Tuesday, 11 September 2012

Ibori fights back

Ibori fights back•Gets court’s nod to challenge 13-year sentence
…Hires new lawyer
Former governor of Delta State, James Onanefe Ibori, yesterday got the leave of the Southwark Crown Court, London for a review of his sentence. Ibori, 49, was sentenced to 13 years imprisonment in April this year after he pleaded guilty in a $250 million money laundering case. He was governor of the oil-rich state between 1999 and 2007.
The court gave Ibori leave to challenge the 13 years sentence slammed on him based on the alleged compromise by the personnel of the Metropolitan Police that investigated the case. One of his accomplices, who had also been convicted, also expressed his intention to challenge his conviction based on alleged corruption against the detectives. Yesterday, the asset confiscation case commenced before Justice Anthony Pitts, the same judge that convicted Ibori but with the prosecution pleading for a delay in the trial.
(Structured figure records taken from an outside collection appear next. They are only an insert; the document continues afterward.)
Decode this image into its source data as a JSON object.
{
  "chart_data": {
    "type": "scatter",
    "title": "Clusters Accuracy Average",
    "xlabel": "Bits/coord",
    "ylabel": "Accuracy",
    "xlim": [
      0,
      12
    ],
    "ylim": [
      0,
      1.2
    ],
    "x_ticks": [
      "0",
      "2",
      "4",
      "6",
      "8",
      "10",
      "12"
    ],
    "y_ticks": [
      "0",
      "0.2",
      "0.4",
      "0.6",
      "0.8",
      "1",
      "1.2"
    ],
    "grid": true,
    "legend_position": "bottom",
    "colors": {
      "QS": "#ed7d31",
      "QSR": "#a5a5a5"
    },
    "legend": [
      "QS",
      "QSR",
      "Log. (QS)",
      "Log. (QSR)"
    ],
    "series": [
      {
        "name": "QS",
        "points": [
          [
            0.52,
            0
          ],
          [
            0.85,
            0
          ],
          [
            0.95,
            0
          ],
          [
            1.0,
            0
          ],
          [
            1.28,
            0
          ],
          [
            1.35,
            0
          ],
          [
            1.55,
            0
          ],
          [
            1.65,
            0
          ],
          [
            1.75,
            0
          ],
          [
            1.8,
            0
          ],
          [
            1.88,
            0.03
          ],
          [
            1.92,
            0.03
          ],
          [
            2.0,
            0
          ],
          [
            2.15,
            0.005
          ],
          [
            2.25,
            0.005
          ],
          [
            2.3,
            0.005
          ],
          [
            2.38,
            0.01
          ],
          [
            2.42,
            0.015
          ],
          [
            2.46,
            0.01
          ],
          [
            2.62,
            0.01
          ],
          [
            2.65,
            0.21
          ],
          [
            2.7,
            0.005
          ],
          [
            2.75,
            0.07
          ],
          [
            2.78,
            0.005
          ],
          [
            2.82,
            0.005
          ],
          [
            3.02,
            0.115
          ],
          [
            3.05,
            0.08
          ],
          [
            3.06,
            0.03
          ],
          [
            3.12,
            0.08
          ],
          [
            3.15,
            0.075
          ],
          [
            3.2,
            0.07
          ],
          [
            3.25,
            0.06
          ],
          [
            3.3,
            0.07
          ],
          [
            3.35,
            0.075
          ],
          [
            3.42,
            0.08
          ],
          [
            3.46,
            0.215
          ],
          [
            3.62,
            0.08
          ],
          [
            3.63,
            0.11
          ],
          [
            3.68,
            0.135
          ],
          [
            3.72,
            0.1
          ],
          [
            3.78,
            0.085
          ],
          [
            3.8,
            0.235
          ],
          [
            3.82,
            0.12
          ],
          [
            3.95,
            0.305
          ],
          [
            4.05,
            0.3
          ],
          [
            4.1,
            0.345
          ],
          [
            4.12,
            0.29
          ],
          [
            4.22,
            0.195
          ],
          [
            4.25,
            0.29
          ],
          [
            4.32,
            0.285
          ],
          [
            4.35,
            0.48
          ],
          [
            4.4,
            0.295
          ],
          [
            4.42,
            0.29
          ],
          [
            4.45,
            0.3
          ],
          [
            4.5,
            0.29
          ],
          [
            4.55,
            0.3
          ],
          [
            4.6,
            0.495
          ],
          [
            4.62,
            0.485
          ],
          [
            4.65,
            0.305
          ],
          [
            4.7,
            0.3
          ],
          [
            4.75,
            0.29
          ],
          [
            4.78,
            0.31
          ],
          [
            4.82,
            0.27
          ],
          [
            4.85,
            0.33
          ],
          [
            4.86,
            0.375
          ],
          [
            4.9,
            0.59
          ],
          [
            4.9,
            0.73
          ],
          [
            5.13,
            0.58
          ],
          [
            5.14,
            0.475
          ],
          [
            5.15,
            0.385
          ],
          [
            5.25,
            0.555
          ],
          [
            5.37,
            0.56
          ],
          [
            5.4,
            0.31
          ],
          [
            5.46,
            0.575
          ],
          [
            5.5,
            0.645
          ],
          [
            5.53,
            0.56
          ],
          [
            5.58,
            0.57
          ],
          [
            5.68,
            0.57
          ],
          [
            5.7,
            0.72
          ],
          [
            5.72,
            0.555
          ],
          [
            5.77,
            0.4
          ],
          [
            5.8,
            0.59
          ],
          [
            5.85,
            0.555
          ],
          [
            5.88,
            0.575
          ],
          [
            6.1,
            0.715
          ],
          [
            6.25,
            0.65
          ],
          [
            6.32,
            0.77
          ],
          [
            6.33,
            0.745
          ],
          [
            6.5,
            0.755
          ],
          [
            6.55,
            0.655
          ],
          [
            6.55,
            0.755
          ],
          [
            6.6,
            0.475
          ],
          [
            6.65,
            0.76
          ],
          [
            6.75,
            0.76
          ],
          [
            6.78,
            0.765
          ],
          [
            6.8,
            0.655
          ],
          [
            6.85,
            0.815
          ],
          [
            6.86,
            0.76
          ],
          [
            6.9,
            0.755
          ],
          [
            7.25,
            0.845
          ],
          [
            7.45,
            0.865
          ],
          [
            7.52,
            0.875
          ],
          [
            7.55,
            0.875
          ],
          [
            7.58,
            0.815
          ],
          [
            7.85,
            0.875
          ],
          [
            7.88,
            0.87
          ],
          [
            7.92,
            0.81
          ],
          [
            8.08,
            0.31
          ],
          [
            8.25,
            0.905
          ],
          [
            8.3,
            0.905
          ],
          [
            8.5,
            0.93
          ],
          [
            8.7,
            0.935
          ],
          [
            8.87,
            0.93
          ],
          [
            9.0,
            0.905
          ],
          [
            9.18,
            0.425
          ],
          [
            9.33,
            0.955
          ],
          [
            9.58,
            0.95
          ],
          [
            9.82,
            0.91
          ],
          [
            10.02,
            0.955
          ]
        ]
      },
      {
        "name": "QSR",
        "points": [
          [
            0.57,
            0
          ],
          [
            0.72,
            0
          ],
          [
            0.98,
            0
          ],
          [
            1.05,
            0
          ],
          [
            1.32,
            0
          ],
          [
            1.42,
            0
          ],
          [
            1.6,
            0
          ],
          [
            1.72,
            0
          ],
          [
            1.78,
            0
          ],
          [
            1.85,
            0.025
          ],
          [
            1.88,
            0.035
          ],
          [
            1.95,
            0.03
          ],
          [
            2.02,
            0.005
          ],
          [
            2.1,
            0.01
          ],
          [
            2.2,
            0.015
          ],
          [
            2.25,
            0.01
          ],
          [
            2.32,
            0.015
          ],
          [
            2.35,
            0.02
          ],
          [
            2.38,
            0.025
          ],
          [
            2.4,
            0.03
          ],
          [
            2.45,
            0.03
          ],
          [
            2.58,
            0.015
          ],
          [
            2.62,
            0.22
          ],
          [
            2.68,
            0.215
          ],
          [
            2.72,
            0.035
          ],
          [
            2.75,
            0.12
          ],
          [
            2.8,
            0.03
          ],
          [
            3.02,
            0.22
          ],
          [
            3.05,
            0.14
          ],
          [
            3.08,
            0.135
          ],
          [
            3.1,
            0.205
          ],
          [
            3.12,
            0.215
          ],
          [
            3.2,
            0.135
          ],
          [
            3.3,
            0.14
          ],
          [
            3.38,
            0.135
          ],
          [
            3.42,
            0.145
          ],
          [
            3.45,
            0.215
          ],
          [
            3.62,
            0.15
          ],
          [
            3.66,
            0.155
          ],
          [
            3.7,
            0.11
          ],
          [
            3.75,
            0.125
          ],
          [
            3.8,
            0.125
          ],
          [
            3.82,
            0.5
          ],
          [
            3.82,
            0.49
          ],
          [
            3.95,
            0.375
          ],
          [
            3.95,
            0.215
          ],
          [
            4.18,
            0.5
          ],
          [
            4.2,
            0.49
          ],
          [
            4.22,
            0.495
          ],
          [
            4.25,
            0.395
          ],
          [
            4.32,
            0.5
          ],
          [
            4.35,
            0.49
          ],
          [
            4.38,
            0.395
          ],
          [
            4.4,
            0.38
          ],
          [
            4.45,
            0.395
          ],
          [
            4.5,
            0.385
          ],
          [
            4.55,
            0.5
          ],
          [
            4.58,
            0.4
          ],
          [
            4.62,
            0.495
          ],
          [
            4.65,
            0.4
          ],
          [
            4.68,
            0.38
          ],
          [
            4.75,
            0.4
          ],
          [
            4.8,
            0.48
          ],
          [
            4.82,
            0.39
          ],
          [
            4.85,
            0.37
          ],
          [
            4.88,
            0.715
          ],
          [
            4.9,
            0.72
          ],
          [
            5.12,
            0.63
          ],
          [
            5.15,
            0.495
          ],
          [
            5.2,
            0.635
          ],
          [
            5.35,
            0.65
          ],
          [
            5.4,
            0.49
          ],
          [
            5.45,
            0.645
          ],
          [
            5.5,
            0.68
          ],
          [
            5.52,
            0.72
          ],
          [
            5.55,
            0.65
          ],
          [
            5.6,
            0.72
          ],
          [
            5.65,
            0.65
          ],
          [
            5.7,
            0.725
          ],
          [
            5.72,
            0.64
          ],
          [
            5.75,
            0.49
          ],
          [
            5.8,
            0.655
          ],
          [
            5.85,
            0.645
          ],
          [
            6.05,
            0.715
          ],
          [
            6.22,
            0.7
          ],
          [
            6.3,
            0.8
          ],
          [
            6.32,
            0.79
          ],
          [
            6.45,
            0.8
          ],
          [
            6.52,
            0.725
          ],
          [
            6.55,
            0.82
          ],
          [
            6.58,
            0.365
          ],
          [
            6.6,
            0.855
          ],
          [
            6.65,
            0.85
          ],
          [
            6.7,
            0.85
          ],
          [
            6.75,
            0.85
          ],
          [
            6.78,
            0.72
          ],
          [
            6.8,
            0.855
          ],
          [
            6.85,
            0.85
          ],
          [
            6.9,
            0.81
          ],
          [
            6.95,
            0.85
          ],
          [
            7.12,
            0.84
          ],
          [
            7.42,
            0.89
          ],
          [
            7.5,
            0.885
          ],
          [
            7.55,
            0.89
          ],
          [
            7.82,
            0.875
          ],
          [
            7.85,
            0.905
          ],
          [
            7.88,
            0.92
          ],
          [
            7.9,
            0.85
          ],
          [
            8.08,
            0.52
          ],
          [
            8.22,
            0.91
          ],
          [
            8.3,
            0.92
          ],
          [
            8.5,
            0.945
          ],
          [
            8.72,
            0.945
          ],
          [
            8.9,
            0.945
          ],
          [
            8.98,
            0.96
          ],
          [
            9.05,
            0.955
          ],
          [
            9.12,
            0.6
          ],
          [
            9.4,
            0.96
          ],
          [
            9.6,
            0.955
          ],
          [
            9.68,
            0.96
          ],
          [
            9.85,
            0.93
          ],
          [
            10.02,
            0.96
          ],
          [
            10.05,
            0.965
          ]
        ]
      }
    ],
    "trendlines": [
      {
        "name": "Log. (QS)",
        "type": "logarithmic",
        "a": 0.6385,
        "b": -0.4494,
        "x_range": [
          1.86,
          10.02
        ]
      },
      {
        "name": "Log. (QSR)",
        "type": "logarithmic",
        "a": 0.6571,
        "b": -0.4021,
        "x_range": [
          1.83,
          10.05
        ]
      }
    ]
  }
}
Ibori, who had earlier been speculated would be in court, was, however, represented by his new lawyer that replaced the former defence team after Ibori’s conviction.
At the resumed hearing, the prosecution requested the judge to grant permission for a delay in the confiscation of assets case, citing the lack of cooperation from Ibori as regards the list of assets to be seized. According to the prosecution, the list of assets, which Ibori was ready to append his signature had excluded two properties in the United States and valued at several millions of pounds. The prosecution said it was convinced that the properties belonged to Ibori but the convicted former governor denied the ownership. Reacting to the application for delay in hearing, the defence counsel kicked against the request, saying the law only stipulated that the confiscation of assets case should be heard within six months of conviction.
After listening to arguments from both parties, the judge granted the request for a delay in hearing of the case on the ground that the application was as a result of Ibori’s lack of sincerity and co-operation in the compilation of his assets. While noting that the case was a complex one with many twists and turns, the trial judge stated that the case, which was supposed to be completed by April 2013, would now be concluded in August 2013. The court maintained that the case has the possibility of spilling into early 2014, depending on the level of co-operation from Ibori.